In July 1914, the socialist Francesco Zanardi was mayor of Bologna following the local elections of June 28th, the first time after years of conservative rule that a progressive junta governed the city.
At the beginning of the war, the socialists declared their opposition to Italy’s entry into the conflict, expressing their neutralist vocation for international peace for the people and workers. This position was strongly and violently opposed by the interventionist nationalists who resorted to acts of intimidation and physical attacks against the socialists.
In 1919, on the eve of the second Christmas after the end of the war, the socialist-led Bologna City Council took action in favour of the children who, “for lack of food and clothing, were depressed and dying in large numbers” and resolved to “come to their aid by accommodating a number of them on the premises of the Colonia scolastica di Casaglia.” Vienna paid the consequences of four years of war and five years of deprivation that weigh especially heavily on the living conditions of youth. Mario Longhena, councillor of the municipal school headed by Zanardi, was particularly sensitive to the situation of the Viennese children after the defeat of Austria with the resulting lack of care, food, and shelter from the cold and no medical assistance. There were many cases of bone and muscular tuberculosis.
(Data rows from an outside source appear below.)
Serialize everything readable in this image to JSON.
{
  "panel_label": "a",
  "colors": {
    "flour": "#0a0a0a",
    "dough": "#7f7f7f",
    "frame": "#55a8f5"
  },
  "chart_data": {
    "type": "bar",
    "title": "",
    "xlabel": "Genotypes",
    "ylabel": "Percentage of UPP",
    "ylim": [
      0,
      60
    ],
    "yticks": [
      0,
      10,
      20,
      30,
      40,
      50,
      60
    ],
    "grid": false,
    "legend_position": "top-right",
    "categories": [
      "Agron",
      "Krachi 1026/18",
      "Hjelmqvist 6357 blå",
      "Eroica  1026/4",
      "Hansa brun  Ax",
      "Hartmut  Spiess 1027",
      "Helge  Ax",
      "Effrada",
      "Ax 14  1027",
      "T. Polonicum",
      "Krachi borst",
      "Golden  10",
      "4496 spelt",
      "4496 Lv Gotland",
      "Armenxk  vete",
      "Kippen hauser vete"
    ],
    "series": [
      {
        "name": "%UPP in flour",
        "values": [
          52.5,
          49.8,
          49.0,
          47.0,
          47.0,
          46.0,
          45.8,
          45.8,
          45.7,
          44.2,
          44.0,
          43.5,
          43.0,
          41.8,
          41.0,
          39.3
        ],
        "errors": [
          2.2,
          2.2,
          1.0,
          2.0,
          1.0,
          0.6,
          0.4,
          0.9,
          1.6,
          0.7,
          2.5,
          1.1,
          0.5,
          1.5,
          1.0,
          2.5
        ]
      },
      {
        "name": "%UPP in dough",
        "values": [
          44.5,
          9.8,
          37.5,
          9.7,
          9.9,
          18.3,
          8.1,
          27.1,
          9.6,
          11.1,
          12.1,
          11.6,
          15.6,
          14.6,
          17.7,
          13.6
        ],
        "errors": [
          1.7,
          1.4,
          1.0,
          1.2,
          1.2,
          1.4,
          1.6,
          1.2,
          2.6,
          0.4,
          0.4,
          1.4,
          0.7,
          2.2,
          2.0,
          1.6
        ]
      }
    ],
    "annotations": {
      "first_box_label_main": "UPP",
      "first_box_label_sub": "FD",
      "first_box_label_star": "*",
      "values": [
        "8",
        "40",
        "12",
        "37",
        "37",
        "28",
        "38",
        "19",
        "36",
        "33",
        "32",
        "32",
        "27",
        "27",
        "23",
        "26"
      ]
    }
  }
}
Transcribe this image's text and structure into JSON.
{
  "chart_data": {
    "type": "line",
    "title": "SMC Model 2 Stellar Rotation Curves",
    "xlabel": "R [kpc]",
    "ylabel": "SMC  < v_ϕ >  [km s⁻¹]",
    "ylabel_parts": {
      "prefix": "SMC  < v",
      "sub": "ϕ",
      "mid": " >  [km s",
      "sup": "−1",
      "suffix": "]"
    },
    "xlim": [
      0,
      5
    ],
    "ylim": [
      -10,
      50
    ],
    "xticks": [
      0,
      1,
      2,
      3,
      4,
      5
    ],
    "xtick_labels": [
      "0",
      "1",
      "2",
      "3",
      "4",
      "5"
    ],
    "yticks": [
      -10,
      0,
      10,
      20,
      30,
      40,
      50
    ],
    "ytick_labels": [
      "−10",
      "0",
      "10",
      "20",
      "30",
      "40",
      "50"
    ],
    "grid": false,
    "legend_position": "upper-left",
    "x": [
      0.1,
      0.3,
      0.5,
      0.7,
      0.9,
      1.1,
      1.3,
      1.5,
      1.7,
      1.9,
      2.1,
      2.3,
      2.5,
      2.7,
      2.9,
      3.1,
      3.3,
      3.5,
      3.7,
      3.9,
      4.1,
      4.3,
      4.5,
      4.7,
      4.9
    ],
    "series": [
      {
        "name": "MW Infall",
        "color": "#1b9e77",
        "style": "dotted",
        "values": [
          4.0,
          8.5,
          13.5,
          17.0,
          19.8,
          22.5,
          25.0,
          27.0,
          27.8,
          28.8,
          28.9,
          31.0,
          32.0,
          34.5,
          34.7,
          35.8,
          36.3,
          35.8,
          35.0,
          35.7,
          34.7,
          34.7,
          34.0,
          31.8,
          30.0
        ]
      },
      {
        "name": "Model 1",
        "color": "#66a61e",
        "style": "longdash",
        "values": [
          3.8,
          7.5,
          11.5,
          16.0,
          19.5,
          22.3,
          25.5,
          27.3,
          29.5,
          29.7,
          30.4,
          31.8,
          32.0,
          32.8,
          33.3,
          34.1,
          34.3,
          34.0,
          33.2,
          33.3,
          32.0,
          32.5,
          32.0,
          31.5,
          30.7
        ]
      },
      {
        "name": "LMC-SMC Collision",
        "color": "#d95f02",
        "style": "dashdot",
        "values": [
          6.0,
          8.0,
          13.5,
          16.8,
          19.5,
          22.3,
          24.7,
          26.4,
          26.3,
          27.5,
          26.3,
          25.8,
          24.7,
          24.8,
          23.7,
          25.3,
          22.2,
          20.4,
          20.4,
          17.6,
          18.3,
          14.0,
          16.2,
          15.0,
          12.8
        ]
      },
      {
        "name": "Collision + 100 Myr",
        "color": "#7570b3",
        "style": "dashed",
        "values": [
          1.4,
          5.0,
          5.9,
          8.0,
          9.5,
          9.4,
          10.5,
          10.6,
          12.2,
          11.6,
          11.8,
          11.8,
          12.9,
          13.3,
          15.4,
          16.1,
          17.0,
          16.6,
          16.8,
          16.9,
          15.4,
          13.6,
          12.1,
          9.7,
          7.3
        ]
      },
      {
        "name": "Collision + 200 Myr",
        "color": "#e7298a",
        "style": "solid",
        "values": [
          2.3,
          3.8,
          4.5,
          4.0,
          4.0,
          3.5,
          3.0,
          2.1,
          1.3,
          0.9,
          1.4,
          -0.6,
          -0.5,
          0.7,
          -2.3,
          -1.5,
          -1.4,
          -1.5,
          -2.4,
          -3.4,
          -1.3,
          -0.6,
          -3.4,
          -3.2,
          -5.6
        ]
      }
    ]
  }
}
Socialist solidarity was mobilized to help the children “who were hungry and had no means of satisfying this basic and simple need.”
The peace mission was led by Longhena in the spirit of international human solidarity driven by the desire to initiate new relationships between men after the destructive consequences of war.
The railways provided a long special train with first- and second-class carriages, luggage racks, a comfortable kitchen, and warehouses full of gifts for the children: clothes, shoes, marmalades, “which should have flattered their accustomed palates,” warm blankets and white pillows paid for by the Railway Bank.
The train staff consists of municipal employees with experience in the areas of care, school facilities and “having previously worked in municipal colonies.” A total of 52 predominantly female personnel were joined by a small garrison of six soldiers guarding the kitchen. A similar mission from the socialist municipality of Reggio Emilia, consisting of ten people, also travelled on the same train.
The train departed on the morning of December 23rd from Bologna, arriving at the southern station in Vienna at 9:30 a.m. on December 27, 1919, where it joined a similar expedition from Milan led by Mayor Emilio Caldara.
The Italian delegation is met by Health Minister Tandler and Vienna’s Burgomaster Reumann, who expressed their “profound gratitude,” while Caldara ensured “a healthy stay in Italy for the Austrian children, who would be lovingly cared for and treated with fatherly care.”
The train resumed its homeward journey to Bologna on December 29th, arriving at the station with 640 children, who were immediately assisted and taken to freshen up in the Porta Galliera baths and the schools in Via Zamboni. At noon they were fed with a warm meal after which almost three hundred of them were transferred to the Casaglia colony where they were housed for about four months.
Other children were accommodated in the municipalities of Reggio Emilia and Ravenna and by trade union organizations; others were hosted by families, workers’ societies in Imola and other organizations.
As councillor Longhena stated, “Children do not have a homeland, they belong to everyone; to those who love them, to those who devote themselves to caring for them: they are the women and men of the future which we want to be better and gentler than today’s society.”